Ma femme et ma bru les ont soignés de leur mieux, et les ont aimés comme elles le devaient. Voilà Petit-Pierre quasi élevé ; il pique déjà les bœufs assez gentiment ; il est assez sage pour garder les bêtes au pré, et assez fort pour mener les chevaux à l'abreuvoir. Ce n'est donc pas celui-là qui nous gêne : mais les deux autres, que nous aimons pourtant, Dieu le sait, les pauvres innocents ! nous donnent cette année beaucoup de souci.

Ma bru est près d'accoucher et elle en a encore un tout petit sur les bras. Quand celui que nous attendons sera venu, elle ne pourra plus s'occuper de ta petite Solange, et surtout de ton Sylvain, qui n'a pas quatre ans et qui ne se tient guère en repos ni le jour ni la nuit. C'est un sang vif comme toi : ça fera un bon ouvrier, mais ça fait un terrible enfant, et ma vieille ne court plus assez vite pour le rattraper quand il se sauve du côté de la fosse ou quand il se jette sous les pieds des bêtes.

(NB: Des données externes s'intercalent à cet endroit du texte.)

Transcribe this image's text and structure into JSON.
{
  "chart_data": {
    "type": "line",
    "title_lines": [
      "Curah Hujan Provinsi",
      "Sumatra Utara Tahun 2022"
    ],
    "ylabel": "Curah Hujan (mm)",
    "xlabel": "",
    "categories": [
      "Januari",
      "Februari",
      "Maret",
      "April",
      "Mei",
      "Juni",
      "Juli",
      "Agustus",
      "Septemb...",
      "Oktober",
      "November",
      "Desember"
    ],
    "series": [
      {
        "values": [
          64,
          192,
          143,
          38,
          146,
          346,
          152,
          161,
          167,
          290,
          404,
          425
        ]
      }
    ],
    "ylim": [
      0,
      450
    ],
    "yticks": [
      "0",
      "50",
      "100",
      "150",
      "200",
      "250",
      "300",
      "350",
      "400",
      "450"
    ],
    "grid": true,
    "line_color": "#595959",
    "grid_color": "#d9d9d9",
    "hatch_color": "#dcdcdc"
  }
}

Et puis, avec cet autre que ma bru va mettre au monde, son avant-dernier va retomber pendant un an au moins sur les bras de ma femme.

Donc tes enfants nous inquiètent et nous surchargent. Nous n'aimons pas à voir des enfants mal soignés ; et quand on pense aux accidents qui peuvent leur arriver, faute de surveillance, on n'a pas la tête en repos.

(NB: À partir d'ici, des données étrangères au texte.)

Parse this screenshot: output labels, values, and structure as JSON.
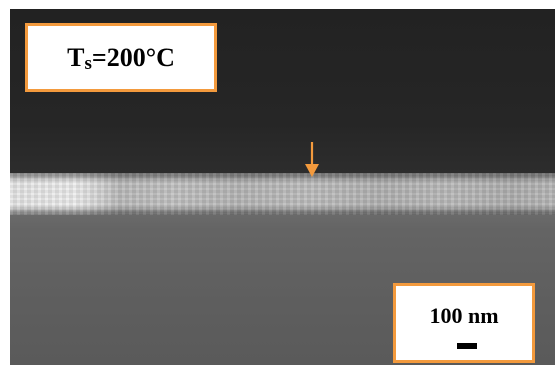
{
  "image": {
    "kind": "cross-section electron micrograph",
    "colors": {
      "accent": "#f39a3d",
      "background_top": "#242424",
      "film": "#c0c0c0",
      "substrate": "#606060"
    }
  },
  "annotations": {
    "temperature_label": {
      "prefix": "T",
      "subscript": "s",
      "suffix": "=200°C"
    },
    "scale_bar": {
      "label": "100 nm"
    },
    "arrow": {
      "icon": "arrow-down-icon",
      "color": "#f39a3d"
    }
  }
}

Il te faut donc une autre femme et à moi une autre bru. Songes-y, mon garçon. Je t'ai déjà averti plusieurs fois, le temps se passe, les années ne t'attendront point. Tu dois à tes enfants et à nous autres, qui voulons que tout aille bien dans la maison, de te remarier au plus tôt.

Eh bien, mon père, répondit le gendre, si vous le voulez absolument, il faudra donc vous contenter. Mais je ne veux pas vous cacher que cela me fera beaucoup de peine, et que je n'en ai guère plus d'envie que de me noyer. On sait qui on perd et on ne sait pas qui l'on trouve.

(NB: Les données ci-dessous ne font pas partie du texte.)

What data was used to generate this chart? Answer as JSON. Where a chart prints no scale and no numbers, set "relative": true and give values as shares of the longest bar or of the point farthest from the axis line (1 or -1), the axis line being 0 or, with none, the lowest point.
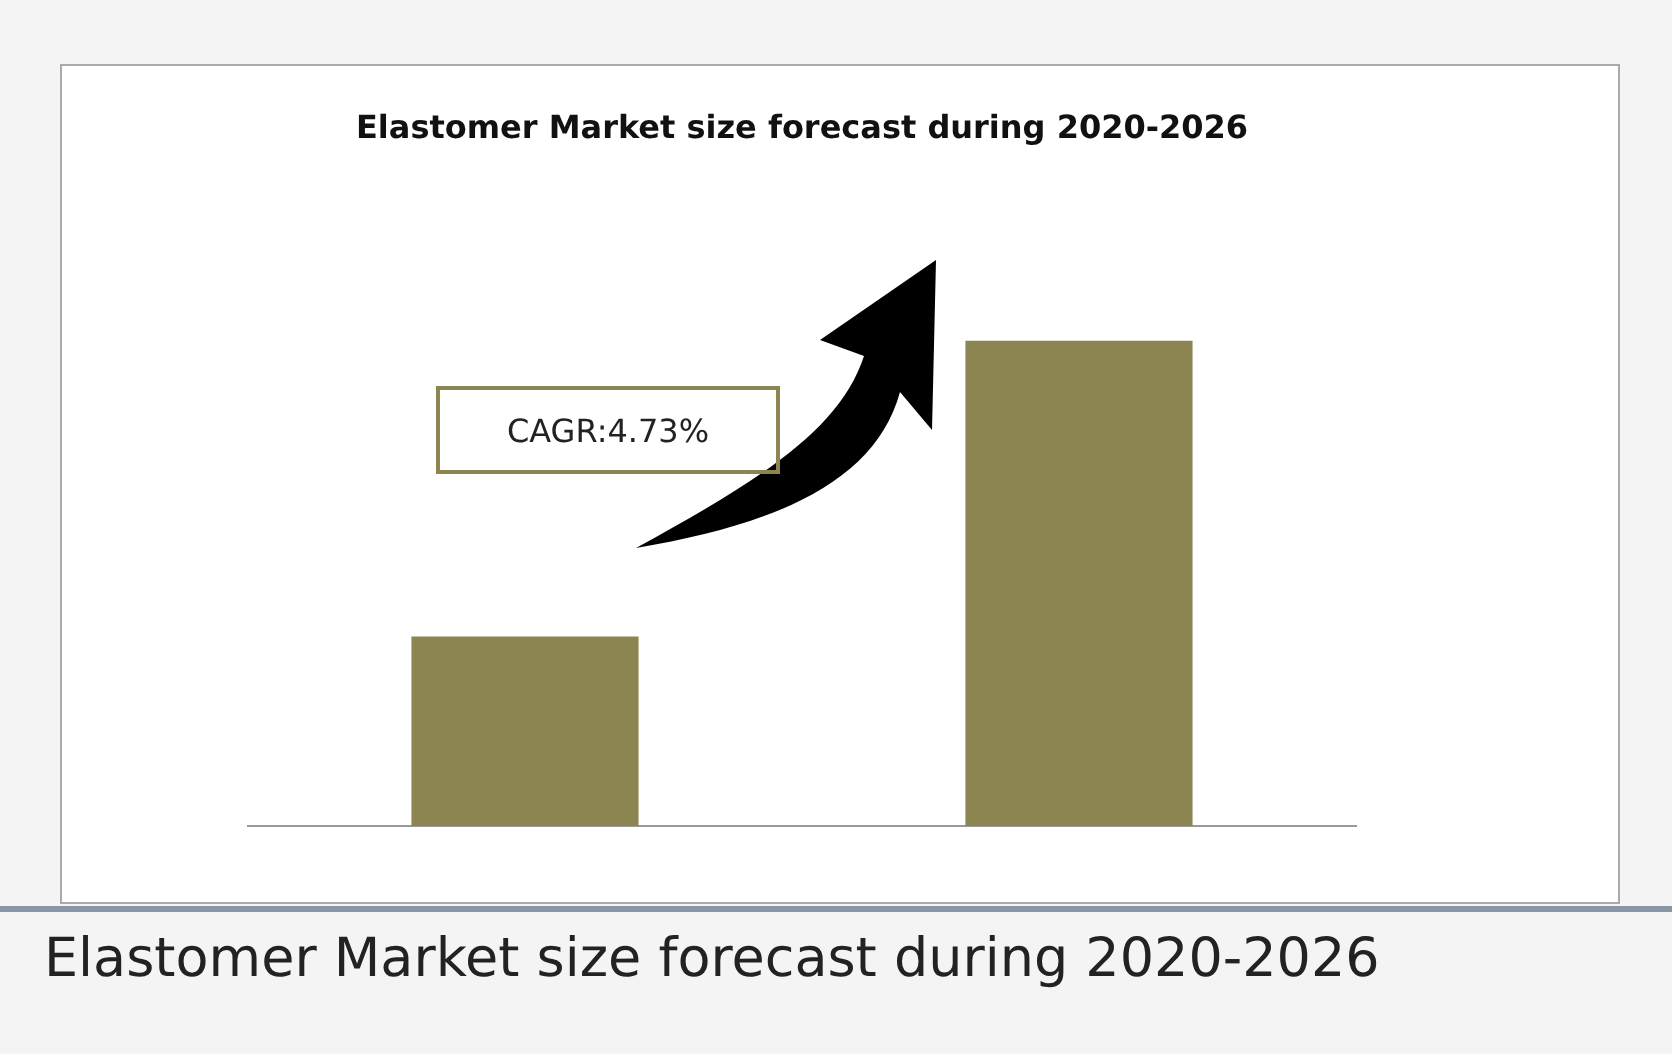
{
  "chart_data": {
    "type": "bar",
    "title": "Elastomer Market size forecast during 2020-2026",
    "categories": [
      null,
      null
    ],
    "values": [
      0.39,
      1
    ],
    "color": "#8c8552",
    "relative": true,
    "annotations": [
      "CAGR:4.73%",
      "Elastomer Market size forecast during 2020-2026"
    ]
  }
}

J'avais une brave femme, une belle femme, douce, courageuse, bonne à ses père et mère, bonne à son mari, bonne à ses enfants, bonne au travail, aux champs comme à la maison, adroite à l'ouvrage, bonne à tout enfin ; et quand vous me l'avez donnée, quand je l'ai prise, nous n'avions pas mis dans nos conditions que je viendrais à l'oublier si j'avais le malheur de la perdre.

Ce que tu dis est d'un bon cœur, Germain, reprit le père Maurice ; je sais que tu as aimé ma fille, que tu l'as rendue heureuse, et que si tu avais pu contenter la mort en passant à sa place, Catherine serait en vie à l'heure qu'il est, et toi dans le cimetière.